Tony Caputo, who has operated a deli on 300 South across from Pioneer Park since 1997, said issues surrounding the homeless population have been increasing for the past year.
He can tell horror stories about what sometimes occurs in the restroom of his deli.
"This is the worst it's been since Deedee Corradini was in office," he said of the Salt Lake City mayor who served from 1992 to 2000. "It's a disgrace. I want to call the mayor [Ralph Becker] and tell him to ride his bike down here and see how his city looks."
Despite the challenges, Caputo's business is very successful and he will, no doubt, stay there. But he, too, said he'd like the city to put more resources toward homeless issues.
City Hall is acutely aware of the situation at Pioneer Park, said Karen Hale, Becker's director of communications. The administration is organizing public and private resources to reach out to the homeless, particularly those camping in Pioneer Park, she said.
Christian Harrison lives just down the street from Caputo's and noted that about 18 months ago the area seemed to be significantly improved and full-time residents were using the park for recreation. But not anymore.
"Something happened this year," he said. "There appear to be a number of groups of people who have moved into the park."
The campers bring violence and drugs and leave litter, Harrison said.

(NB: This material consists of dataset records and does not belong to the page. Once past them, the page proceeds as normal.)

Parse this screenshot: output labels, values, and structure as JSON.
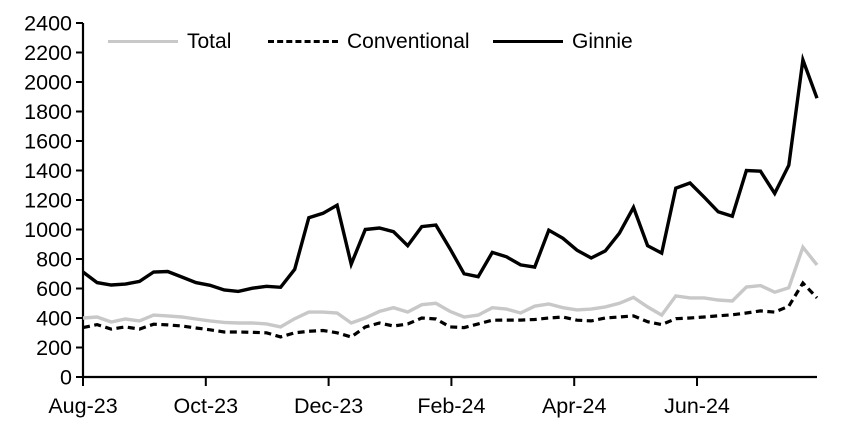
{
  "chart_data": {
    "type": "line",
    "title": "",
    "xlabel": "",
    "ylabel": "",
    "x_description": "weekly observations from Aug-2023 through early Aug-2024 (week index 0-52)",
    "ylim": [
      0,
      2400
    ],
    "y_tick_step": 200,
    "y_ticks": [
      0,
      200,
      400,
      600,
      800,
      1000,
      1200,
      1400,
      1600,
      1800,
      2000,
      2200,
      2400
    ],
    "x_ticks": [
      {
        "label": "Aug-23",
        "week": 0
      },
      {
        "label": "Oct-23",
        "week": 8.7
      },
      {
        "label": "Dec-23",
        "week": 17.4
      },
      {
        "label": "Feb-24",
        "week": 26.1
      },
      {
        "label": "Apr-24",
        "week": 34.8
      },
      {
        "label": "Jun-24",
        "week": 43.5
      }
    ],
    "grid": false,
    "legend_position": "top",
    "series": [
      {
        "name": "Total",
        "color": "#c8c8c8",
        "style": "solid",
        "values": [
          400,
          407,
          373,
          393,
          380,
          420,
          414,
          407,
          393,
          380,
          370,
          366,
          366,
          360,
          340,
          395,
          440,
          440,
          434,
          366,
          400,
          445,
          470,
          441,
          490,
          500,
          445,
          407,
          420,
          470,
          460,
          434,
          480,
          495,
          470,
          455,
          460,
          475,
          500,
          540,
          475,
          420,
          550,
          536,
          536,
          522,
          515,
          610,
          620,
          575,
          605,
          880,
          760
        ]
      },
      {
        "name": "Conventional",
        "color": "#000000",
        "style": "dashed",
        "values": [
          335,
          355,
          325,
          340,
          325,
          358,
          353,
          346,
          332,
          320,
          305,
          305,
          303,
          300,
          272,
          300,
          310,
          315,
          300,
          271,
          339,
          366,
          346,
          359,
          400,
          393,
          340,
          335,
          360,
          385,
          386,
          386,
          390,
          400,
          407,
          385,
          380,
          400,
          407,
          414,
          375,
          355,
          395,
          400,
          407,
          415,
          422,
          434,
          448,
          440,
          480,
          637,
          536
        ]
      },
      {
        "name": "Ginnie",
        "color": "#000000",
        "style": "solid",
        "values": [
          712,
          640,
          624,
          630,
          648,
          712,
          715,
          678,
          640,
          622,
          590,
          580,
          602,
          615,
          608,
          730,
          1080,
          1110,
          1165,
          765,
          1000,
          1010,
          985,
          890,
          1020,
          1030,
          870,
          700,
          680,
          845,
          815,
          760,
          745,
          995,
          940,
          860,
          807,
          855,
          975,
          1150,
          890,
          840,
          1280,
          1315,
          1220,
          1120,
          1090,
          1400,
          1395,
          1245,
          1435,
          2150,
          1890
        ]
      }
    ]
  }
}
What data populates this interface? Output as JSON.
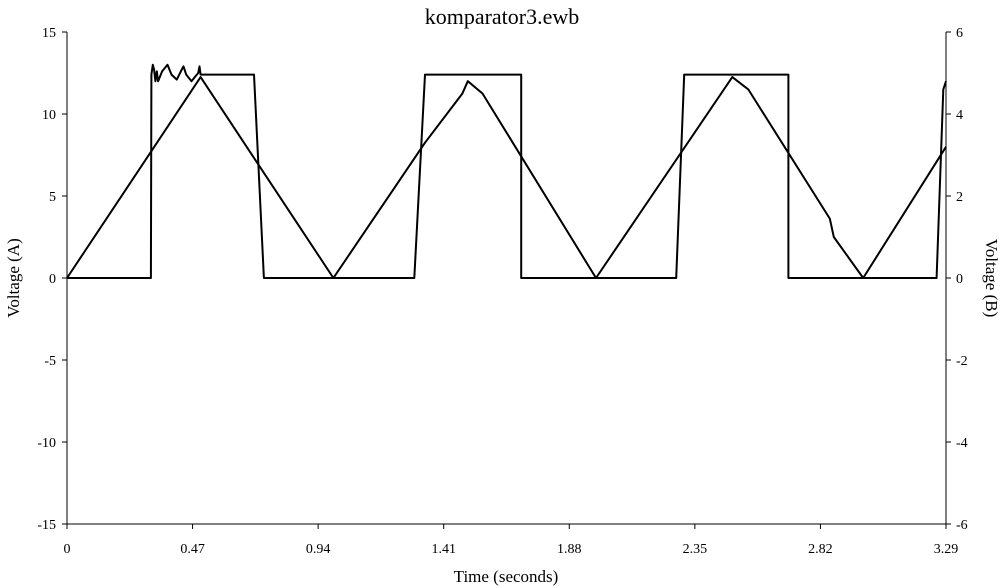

"We've come a long way, and I'm not giving up hope," he said. "But this summer, we feel under siege."
Cooler weather will ease the problem as homeless campers seek warmth, said Jason Mathis, executive director of the Downtown Alliance business group. But, he added, "there is no silver bullet" that will solve the homeless problem although the time may be right for new initiatives.
"The level of concern is high enough," Mathis said, "that the community is ready to address this in an aggressive way."